There is another realm that this is going on in and that is the blogosphere. There are many far more educated men than I putting out information on the internet via blogs that I do not fully understand. It has always been my opinion to never talk about a belief of mine until I fully understand what I believe. A wide seminary professor told me once when we were talking about the rapture of Christians (Pre-mil, Post-mil.....)that he would not tell anyone his views until he fully understood his views. Great advise.....I took this into my Christian walk in many ways for you see in all that great teaching I was getting I did not fully understand what I was being taught. So how does this pertain to the blogs that are out there? Easy we as Christians have the ability to view deep theological articles on the academic arguments that are currently out there. We as Christians can find our favorite theologian on the internet via a website or podcast.....if your lucky you might get a vodcast of them. We as Christians can read blogs from these men and develop beliefs on topics that our parents would have never dreamed of. The problem is this though, the same pew sitter from the church, the same person that I saw at Grace Community that was there solely because of Pastor John are on the internet and are just blindly believing what is being said because of who is saying it. The problem here is that we have a group of Christians out there developing opinions on things such as the post modern church and various pastors based on what these men say and not based on anything they have researched or listened to. Why are we as Christians not being Bereans?

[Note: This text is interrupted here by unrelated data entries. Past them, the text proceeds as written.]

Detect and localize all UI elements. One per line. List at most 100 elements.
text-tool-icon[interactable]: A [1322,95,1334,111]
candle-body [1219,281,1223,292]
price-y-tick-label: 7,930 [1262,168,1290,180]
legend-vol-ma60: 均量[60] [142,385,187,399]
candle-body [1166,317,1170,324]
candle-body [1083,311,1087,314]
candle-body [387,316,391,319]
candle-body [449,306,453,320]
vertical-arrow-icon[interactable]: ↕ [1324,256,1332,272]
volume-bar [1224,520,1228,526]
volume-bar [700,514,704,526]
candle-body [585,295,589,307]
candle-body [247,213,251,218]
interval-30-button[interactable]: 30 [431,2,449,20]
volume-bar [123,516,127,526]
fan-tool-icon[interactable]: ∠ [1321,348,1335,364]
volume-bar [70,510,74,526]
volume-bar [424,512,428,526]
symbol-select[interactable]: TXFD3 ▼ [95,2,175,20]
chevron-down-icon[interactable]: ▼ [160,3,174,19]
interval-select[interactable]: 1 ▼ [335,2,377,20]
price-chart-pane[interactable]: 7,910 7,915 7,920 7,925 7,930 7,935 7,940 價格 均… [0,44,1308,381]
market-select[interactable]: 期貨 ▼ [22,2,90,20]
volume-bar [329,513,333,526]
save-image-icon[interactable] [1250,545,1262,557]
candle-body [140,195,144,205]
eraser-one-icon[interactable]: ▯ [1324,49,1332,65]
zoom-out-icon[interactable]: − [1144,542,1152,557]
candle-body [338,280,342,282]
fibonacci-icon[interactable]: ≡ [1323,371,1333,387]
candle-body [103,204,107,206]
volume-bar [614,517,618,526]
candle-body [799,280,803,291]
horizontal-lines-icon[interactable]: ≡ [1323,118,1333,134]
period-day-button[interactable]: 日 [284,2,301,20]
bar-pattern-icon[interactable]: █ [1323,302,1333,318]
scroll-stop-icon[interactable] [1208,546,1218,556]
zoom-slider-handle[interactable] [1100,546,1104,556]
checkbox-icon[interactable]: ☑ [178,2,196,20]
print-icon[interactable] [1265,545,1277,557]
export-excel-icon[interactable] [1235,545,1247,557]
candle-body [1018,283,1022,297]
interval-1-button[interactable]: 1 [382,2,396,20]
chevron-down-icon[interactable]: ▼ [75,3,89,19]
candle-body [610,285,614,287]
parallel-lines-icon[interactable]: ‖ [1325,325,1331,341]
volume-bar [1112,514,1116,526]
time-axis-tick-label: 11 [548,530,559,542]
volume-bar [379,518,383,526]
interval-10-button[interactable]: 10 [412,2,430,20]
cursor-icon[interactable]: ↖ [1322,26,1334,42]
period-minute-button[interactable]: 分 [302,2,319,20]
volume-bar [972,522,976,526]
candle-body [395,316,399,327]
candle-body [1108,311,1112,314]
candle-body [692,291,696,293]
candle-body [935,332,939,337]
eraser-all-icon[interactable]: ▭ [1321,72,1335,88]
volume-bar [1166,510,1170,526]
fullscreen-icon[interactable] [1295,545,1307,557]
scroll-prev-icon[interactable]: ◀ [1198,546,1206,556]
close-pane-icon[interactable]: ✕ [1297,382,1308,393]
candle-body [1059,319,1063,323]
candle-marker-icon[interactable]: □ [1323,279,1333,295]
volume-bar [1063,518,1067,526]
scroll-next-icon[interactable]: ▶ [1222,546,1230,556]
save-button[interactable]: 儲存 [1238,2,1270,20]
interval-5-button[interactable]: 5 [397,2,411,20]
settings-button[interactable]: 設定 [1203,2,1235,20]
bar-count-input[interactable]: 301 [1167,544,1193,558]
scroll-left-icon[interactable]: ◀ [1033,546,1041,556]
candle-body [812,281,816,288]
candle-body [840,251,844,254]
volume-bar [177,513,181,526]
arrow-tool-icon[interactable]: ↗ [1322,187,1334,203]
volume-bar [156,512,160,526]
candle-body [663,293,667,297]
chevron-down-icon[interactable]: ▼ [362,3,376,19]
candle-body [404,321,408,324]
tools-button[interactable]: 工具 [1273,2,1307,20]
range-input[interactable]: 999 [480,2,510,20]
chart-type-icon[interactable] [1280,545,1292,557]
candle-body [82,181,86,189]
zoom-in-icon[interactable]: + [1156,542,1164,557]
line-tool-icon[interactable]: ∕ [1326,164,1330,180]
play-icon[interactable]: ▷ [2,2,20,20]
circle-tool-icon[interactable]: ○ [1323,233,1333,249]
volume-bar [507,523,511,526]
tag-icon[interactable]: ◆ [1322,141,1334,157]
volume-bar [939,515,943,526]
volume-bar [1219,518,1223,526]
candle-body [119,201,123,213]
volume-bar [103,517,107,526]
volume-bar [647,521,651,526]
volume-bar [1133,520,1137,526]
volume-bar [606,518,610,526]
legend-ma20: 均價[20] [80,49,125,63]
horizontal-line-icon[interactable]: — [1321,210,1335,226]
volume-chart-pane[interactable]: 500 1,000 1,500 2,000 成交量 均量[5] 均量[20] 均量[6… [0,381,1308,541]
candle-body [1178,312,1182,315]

So what is the problem? The problem is when, like this week, men take the style of a preacher and slam him in there blog. When they tell the pew sitters that are reading there blog that the style of a person's preaching is more important than the content of his teaching. It is so easy for us in the "orthodox" camp to through stones at those who are doing ministry in a different way and who are reaching out to those in our culture that we "orthodox" Christians can not reach. I listened to the preacher who I saw slammed this week at a conference, ironically on the subject of Text and Context, and he just drilled the pastors who where listening to him on the importance of the cross. He spoke about how the "post moderns" are harming the cross and that without the cross we lose salvation and redemption. The style was not Pastor MacArthur's, but the context was dead on. So what is the deal with this pastor? Style! The blogosphere is creating a bunch of people that are pretending to be educated on varying theological topics based on an article they read. Why are we not being Bereans?

Here is the challenge. Dare to be a Berean. Dare to challenge what is being taught. Not in a rebellious way, but in a way that educates yourself. The challenge is to be a Berean....
"Now these Jews were more noble than those in Thessalonica; they received the word with all eagerness, examining the Scriptures daily to see if these things were so."